A Deeper Dive into Black Student Access at Selective Private Colleges
Title: ‘Segregation Forever’?: The Continued Underrepresentation of Black Undergraduates at the Nation’s 122 Most Selective Private Colleges and Universities
Author: Gabriel Montague
Source: The Education Trust
As a follow-up to a 2020 report from The Education Trust that brought to light the persistent underrepresentation of Black and Latino students at public universities nationwide, a new study extends their commitment to unraveling the complexities of access and inclusion in higher education. This time, researchers direct their focus to Black student enrollment at the 122 most selective private colleges and universities in the United States. The report, ‘Segregation Forever?’ authored by Gabriel Montague, delves into data from 2000 to 2020, centering on Black students’ enrollment trends concerning the demographics of the states from which these students originate.
Access scores, graded on a scale from 0 to 100, were utilized to gauge how well each institution’s Black enrollment reflected the racial and ethnic demographics of the states from which first-time undergraduate students migrated. Subsequently, letter grades were assigned. Scores of 90 or higher received A’s, while scores in the 80s, 70s, and 60s received B’s, C’s, and D’s, respectively. Scores below 60 were designated as failing grades (F’s).
The report underscores the importance of analyzing access through the lens of enrollment for Black residents aged 18-24. Key findings from the report are summarized below:
- While Black undergraduate student enrollment increased at 74 percent of the 122 most selective private colleges and universities from 2000 to 2020, 71 percent of institutions received failing grades for Black student access in 2020.
- The average increase in Black undergraduate student enrollment for institutions that demonstrated growth during the same period was only 2.3 percentage points. In contrast, the 26 percent of institutions where Black undergraduate student enrollment declined experienced an average decrease of 3.7 percentage points.
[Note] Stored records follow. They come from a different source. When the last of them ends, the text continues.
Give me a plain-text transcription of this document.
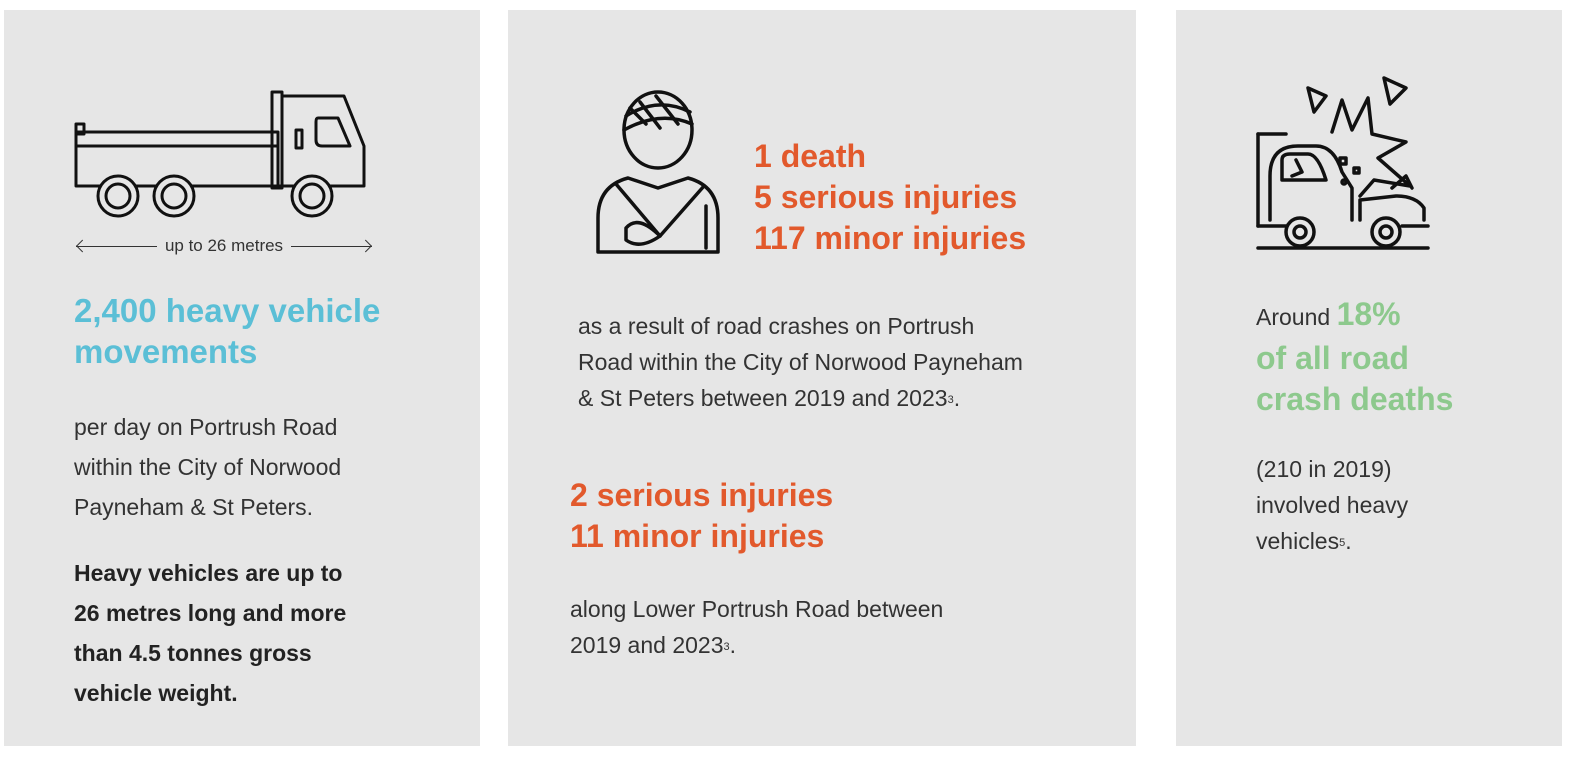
up to 26 metres
2,400 heavy vehicle
movements
per day on Portrush Road
within the City of Norwood
Payneham & St Peters.
Heavy vehicles are up to
26 metres long and more
than 4.5 tonnes gross
vehicle weight.
1 death
5 serious injuries
117 minor injuries
as a result of road crashes on Portrush
Road within the City of Norwood Payneham
& St Peters between 2019 and 2023$^3$.
2 serious injuries
11 minor injuries
along Lower Portrush Road between
2019 and 2023$^3$.
Around 18%
of all road
crash deaths
(210 in 2019)
involved heavy
vehicles$^5$.
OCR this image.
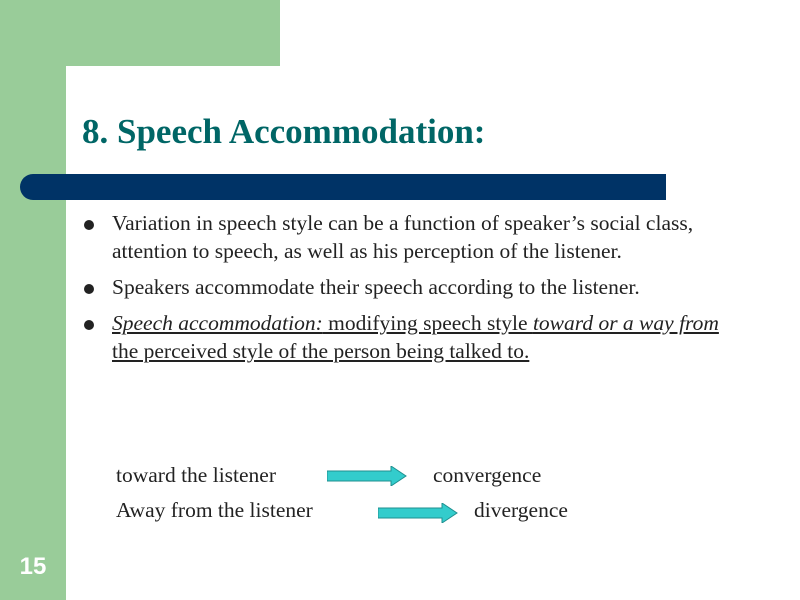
15
8. Speech Accommodation:
Variation in speech style can be a function of speaker’s social class, attention to speech, as well as his perception of the listener.
Speakers accommodate their speech according to the listener.
Speech accommodation: modifying speech style toward or a way from the perceived style of the person being talked to.
toward the listener	convergence
Away from the listener	divergence
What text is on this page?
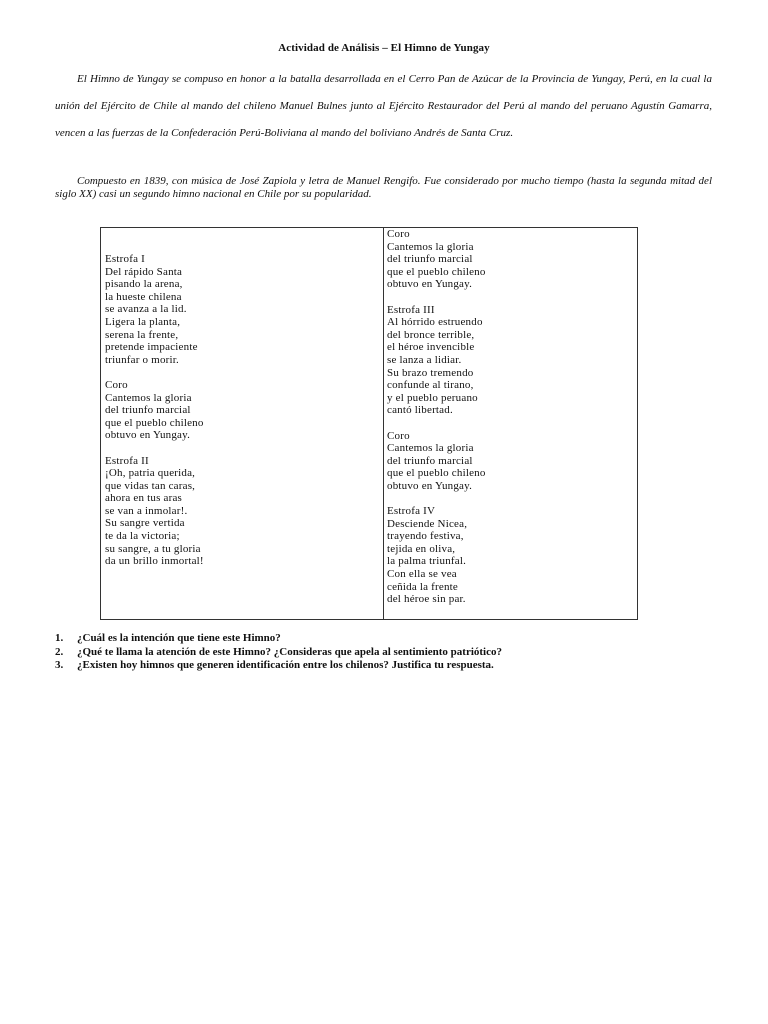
Actividad de Análisis – El Himno de Yungay

El Himno de Yungay se compuso en honor a la batalla desarrollada en el Cerro Pan de Azúcar de la Provincia de Yungay, Perú, en la cual la unión del Ejército de Chile al mando del chileno Manuel Bulnes junto al Ejército Restaurador del Perú al mando del peruano Agustín Gamarra, vencen a las fuerzas de la Confederación Perú-Boliviana al mando del boliviano Andrés de Santa Cruz.

Compuesto en 1839, con música de José Zapiola y letra de Manuel Rengifo. Fue considerado por mucho tiempo (hasta la segunda mitad del siglo XX) casi un segundo himno nacional en Chile por su popularidad.

Estrofa I
Del rápido Santa
pisando la arena,
la hueste chilena
se avanza a la lid.
Ligera la planta,
serena la frente,
pretende impaciente
triunfar o morir.
Coro
Cantemos la gloria
del triunfo marcial
que el pueblo chileno
obtuvo en Yungay.
Estrofa II
¡Oh, patria querida,
que vidas tan caras,
ahora en tus aras
se van a inmolar!.
Su sangre vertida
te da la victoria;
su sangre, a tu gloria
da un brillo inmortal!
Coro
Cantemos la gloria
del triunfo marcial
que el pueblo chileno
obtuvo en Yungay.
Estrofa III
Al hórrido estruendo
del bronce terrible,
el héroe invencible
se lanza a lidiar.
Su brazo tremendo
confunde al tirano,
y el pueblo peruano
cantó libertad.
Coro
Cantemos la gloria
del triunfo marcial
que el pueblo chileno
obtuvo en Yungay.
Estrofa IV
Desciende Nicea,
trayendo festiva,
tejida en oliva,
la palma triunfal.
Con ella se vea
ceñida la frente
del héroe sin par.
1. ¿Cuál es la intención que tiene este Himno?
2. ¿Qué te llama la atención de este Himno? ¿Consideras que apela al sentimiento patriótico?
3. ¿Existen hoy himnos que generen identificación entre los chilenos? Justifica tu respuesta.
- All eight Ivy League institutions earned D or F grades for Black student access in both 2000 and 2020, with their average score increasing only slightly from 45 percent in 2000 to 52 percent in 2020.
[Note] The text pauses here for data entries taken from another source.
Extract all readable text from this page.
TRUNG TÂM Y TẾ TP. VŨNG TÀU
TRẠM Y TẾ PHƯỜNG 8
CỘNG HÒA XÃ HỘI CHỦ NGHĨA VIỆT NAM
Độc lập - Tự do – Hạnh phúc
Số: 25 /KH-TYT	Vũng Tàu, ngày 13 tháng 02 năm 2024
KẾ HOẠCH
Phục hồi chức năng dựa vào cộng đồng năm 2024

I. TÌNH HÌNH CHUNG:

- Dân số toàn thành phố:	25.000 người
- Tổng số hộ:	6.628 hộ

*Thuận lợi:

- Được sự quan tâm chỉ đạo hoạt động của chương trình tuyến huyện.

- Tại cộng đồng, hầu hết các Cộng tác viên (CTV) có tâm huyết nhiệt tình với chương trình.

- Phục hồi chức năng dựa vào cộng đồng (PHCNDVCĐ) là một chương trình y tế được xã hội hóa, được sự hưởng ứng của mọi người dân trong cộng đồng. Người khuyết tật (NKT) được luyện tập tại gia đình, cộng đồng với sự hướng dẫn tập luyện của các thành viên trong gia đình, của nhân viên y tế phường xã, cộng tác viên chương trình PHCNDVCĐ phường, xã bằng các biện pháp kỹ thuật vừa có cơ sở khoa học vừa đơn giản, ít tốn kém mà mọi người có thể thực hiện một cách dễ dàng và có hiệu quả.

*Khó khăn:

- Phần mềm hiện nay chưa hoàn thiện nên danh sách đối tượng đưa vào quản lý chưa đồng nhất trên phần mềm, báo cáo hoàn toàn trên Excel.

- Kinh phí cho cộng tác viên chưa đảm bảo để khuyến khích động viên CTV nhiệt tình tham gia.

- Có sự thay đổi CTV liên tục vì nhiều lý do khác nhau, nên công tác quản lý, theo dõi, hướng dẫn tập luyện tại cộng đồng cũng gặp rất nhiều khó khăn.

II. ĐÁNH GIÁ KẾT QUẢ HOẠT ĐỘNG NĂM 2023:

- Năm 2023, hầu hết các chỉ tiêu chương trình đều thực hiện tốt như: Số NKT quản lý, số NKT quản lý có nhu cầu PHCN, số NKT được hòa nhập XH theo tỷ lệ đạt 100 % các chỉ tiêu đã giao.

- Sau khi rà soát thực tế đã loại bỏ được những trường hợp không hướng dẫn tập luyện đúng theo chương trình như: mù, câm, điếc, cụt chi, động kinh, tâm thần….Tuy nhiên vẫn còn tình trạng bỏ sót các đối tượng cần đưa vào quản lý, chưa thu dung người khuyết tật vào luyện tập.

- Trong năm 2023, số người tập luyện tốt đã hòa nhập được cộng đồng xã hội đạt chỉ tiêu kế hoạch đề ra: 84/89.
- Historically Black Colleges and Universities (HBCUs) and predominantly Black institutions (PBIs) continue to lead the way in Black student access. In 2000, HBCUs or PBIs held six of the top 10 Black student access scores, and in 2020, these institutions held seven of the top 10 scores.
The central issue highlighted in the report is the concerning underrepresentation of Black students, particularly in the context of the Supreme Court’s ban on affirmative action in college admissions, which further complicates the situation. In light of these findings, the report concludes the higher education sector must make intentional efforts and introduce accountability measures to expand Black student recruitment and enrollment at selective private institutions.
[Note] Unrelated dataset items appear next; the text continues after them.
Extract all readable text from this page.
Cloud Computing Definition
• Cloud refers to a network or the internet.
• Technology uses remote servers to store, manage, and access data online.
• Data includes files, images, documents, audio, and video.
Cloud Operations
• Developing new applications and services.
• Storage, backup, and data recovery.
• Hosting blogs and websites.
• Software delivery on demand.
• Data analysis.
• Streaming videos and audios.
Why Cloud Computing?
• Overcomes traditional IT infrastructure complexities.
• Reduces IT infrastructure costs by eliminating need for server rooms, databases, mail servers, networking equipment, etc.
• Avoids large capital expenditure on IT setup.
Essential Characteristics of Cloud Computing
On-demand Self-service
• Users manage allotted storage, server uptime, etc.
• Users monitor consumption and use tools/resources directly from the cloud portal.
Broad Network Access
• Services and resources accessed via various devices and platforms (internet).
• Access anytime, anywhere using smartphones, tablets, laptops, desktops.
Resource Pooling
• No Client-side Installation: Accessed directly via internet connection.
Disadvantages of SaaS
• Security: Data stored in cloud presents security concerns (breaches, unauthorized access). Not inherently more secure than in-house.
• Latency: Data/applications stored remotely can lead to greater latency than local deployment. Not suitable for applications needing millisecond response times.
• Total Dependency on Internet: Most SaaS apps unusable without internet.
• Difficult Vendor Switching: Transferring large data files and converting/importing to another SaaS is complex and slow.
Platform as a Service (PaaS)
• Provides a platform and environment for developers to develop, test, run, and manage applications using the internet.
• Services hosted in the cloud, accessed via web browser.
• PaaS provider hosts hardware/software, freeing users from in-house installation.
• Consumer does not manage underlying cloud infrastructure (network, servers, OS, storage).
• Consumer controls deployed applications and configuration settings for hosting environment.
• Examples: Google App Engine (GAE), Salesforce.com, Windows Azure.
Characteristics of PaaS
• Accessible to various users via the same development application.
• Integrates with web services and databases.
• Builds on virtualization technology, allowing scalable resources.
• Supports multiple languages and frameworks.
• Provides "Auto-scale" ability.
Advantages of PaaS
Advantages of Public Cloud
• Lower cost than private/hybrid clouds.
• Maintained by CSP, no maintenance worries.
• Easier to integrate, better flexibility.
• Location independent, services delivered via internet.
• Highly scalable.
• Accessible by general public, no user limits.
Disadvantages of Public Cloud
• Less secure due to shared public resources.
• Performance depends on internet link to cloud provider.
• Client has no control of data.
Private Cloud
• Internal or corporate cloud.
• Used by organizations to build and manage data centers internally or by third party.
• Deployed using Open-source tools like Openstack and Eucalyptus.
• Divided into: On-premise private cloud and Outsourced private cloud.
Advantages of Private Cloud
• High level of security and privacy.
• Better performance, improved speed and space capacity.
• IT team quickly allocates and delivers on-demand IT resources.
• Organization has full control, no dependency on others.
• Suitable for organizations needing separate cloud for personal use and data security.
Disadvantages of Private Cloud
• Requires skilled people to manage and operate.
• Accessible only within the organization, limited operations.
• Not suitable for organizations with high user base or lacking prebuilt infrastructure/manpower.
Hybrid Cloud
The report also provides practical recommendations for college leaders and policymakers to improve access for Black students.
- Developing recruitment strategies aimed at increasing access, such as outreach to students beyond the lists test providers give institutions, improved collaboration between secondary and postsecondary education, and test-optional policies.
- Assessing and enhancing campus racial climates by hiring more staff and faculty of color, ensuring students have support from a social and cultural perspective, and providing ongoing educational opportunities to address anti-racism and implicit bias.
- Leveraging federal accountability measures through programs and policies.
- Heightening accountability from accreditors and accreditation organizations.